Kent, England, 1956
The small kitchen was hot and steamy and my mother’s hair was starting to curl. We were having a face off with the huge pot of beef stew sitting between us. I had served the first course to our houseful of paying guests and Mum had made a stew for lunch because it had been raining all day, that kind of soft English drizzle that makes you wet and only stops life if you wanted to go to the beach and make sand castles. All of the guests in our dining room were here for their week’s annual holiday, some with small children or elderly parents. They must have been wondering where the rest of lunch was. I was fourteen years old and had walked around the tables and chatted with the diners, asking them about their day so far and if they had survived the beach in the rain, but I had run out of conversation. Why wasn’t my mother serving the next course through the hatch in the door? I excused myself, went through the tiny family room where the big boiler was blasting away, and found my mother struggling with the pressure cooker on the stove. She cooked three fresh meals a day and depended on this pot to make dishes in a flash, but today it refused to open. I stood looking at it, getting more and more anxious as I thought about what I was going to say to all those hungry people. “Jane, open the door for me please” said my mother as she picked up the pot and marched into the dining room.

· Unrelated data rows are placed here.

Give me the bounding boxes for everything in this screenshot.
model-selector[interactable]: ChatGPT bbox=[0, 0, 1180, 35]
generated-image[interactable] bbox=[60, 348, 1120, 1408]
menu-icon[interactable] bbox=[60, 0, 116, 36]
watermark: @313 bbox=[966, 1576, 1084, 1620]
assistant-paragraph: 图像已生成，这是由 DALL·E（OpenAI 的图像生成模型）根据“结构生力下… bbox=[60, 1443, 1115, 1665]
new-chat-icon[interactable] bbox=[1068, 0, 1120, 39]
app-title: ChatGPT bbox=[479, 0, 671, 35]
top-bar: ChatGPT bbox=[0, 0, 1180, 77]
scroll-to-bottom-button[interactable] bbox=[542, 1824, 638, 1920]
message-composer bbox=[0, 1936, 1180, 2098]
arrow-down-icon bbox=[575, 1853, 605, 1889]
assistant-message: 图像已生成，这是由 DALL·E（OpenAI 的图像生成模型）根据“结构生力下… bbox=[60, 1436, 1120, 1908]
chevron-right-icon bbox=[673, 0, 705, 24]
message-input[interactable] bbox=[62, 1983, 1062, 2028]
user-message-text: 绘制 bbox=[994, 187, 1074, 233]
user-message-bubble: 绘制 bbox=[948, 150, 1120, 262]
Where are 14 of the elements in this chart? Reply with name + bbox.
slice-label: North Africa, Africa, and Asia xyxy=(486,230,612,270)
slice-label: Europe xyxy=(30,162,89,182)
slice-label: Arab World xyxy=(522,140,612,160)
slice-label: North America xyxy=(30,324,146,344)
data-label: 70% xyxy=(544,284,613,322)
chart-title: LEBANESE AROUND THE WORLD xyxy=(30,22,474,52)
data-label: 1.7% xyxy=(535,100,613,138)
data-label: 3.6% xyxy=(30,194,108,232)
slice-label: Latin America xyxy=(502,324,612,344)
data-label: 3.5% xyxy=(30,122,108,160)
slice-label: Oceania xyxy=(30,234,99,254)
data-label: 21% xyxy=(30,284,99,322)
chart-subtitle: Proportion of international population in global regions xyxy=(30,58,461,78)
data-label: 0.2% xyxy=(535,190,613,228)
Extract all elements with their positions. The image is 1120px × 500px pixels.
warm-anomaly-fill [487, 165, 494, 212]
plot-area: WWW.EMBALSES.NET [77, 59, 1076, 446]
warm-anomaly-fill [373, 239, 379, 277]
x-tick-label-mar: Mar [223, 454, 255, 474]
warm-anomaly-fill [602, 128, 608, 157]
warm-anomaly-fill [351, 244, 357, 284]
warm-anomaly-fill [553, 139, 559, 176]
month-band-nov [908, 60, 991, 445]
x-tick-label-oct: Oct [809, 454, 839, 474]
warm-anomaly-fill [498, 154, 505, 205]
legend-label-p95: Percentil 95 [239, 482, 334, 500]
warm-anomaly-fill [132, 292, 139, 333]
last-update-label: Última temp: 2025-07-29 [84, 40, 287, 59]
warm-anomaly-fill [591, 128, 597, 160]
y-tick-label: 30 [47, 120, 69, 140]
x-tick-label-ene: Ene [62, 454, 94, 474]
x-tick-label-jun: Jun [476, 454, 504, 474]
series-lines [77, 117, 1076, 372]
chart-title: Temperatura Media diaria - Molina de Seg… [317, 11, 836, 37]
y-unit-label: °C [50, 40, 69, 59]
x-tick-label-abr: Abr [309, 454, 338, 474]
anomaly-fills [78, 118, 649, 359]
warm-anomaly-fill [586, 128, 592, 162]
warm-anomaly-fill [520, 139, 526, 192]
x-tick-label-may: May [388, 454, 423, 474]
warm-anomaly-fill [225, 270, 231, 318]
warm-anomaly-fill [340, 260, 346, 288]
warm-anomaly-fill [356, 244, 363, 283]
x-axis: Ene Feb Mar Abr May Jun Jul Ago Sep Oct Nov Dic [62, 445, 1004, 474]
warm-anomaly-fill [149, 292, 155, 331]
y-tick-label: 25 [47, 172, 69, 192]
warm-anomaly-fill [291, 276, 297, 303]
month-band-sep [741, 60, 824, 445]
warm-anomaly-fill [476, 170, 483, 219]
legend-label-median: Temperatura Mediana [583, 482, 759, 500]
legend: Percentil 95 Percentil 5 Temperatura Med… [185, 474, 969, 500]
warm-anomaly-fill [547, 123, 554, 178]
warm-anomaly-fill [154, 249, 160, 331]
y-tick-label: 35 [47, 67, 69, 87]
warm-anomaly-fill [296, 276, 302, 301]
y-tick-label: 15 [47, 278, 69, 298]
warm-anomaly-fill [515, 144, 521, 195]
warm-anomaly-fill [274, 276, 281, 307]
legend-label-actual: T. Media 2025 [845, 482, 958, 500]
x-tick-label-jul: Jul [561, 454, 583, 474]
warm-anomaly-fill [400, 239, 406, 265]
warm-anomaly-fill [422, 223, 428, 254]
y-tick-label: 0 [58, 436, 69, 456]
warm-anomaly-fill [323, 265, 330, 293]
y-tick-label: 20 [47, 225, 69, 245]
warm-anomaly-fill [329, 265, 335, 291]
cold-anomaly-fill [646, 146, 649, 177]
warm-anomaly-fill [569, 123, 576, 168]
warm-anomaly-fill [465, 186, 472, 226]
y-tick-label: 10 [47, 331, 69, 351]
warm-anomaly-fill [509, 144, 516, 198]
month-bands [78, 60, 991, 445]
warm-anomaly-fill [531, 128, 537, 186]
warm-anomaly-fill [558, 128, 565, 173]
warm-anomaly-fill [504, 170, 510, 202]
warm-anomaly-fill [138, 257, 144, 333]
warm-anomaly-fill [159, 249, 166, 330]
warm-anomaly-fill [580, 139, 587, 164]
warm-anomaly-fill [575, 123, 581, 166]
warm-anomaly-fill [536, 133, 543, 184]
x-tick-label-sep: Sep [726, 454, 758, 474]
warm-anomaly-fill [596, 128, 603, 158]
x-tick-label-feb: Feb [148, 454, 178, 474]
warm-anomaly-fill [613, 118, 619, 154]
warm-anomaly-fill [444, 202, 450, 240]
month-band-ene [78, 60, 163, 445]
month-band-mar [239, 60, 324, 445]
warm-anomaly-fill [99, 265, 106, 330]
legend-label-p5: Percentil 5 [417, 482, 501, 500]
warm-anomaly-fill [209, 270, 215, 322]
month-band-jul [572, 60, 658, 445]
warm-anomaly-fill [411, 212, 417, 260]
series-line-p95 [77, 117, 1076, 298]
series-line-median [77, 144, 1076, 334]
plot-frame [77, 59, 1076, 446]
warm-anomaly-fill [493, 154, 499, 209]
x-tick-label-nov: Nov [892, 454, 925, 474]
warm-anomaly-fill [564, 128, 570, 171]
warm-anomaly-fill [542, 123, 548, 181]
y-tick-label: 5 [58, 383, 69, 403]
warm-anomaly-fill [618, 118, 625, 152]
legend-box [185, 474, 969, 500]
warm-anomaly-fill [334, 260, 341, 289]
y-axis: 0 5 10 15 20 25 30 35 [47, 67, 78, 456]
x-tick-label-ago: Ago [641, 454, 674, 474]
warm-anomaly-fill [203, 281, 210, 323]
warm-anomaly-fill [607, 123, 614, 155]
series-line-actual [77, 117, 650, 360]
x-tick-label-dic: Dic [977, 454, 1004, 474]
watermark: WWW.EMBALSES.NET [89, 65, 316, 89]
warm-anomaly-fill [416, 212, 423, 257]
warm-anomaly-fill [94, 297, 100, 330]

Our visitors only saw my mother at night when the work for the day was over. She would relax in the lounge and be the good host to her guests. She was always charismatic and charming and they never saw the machinations of the kitchen and the family drama behind the scenes. Now, in the middle of the long dining room, she dropped the pot on the serving table between the large white marble fireplaces, empty of heat because it was the summer. She smiled at her audience, started with a gracious apology for keeping them waiting, and went on to describe the contents of the pot until everyone’s mouth was watering.
“The problem is” she said, ‘I can’t get the lid off and I hoped one of the gentlemen here could help me”. My mother was as strong as an ox, five feet nine in her stockinged feet and I had no idea why she was being this flirtatious. It was a part of my mother I rarely saw, although I noticed that the butcher and milkman were always a bit pink in the face after making their daily deliveries. Well today she was turning on the charm. One by one the men in the dining room got up to try and open the cooker and it finally got tired of being strong-armed and popped open. My mother stood and served the lunch herself.
Everybody was thrilled with the food and the success of the drama and had something to talk about for the rest of the wet afternoon. I stood in awe of my mother’s ability to turn this panicked situation around and leave her guests satisfied and delighted.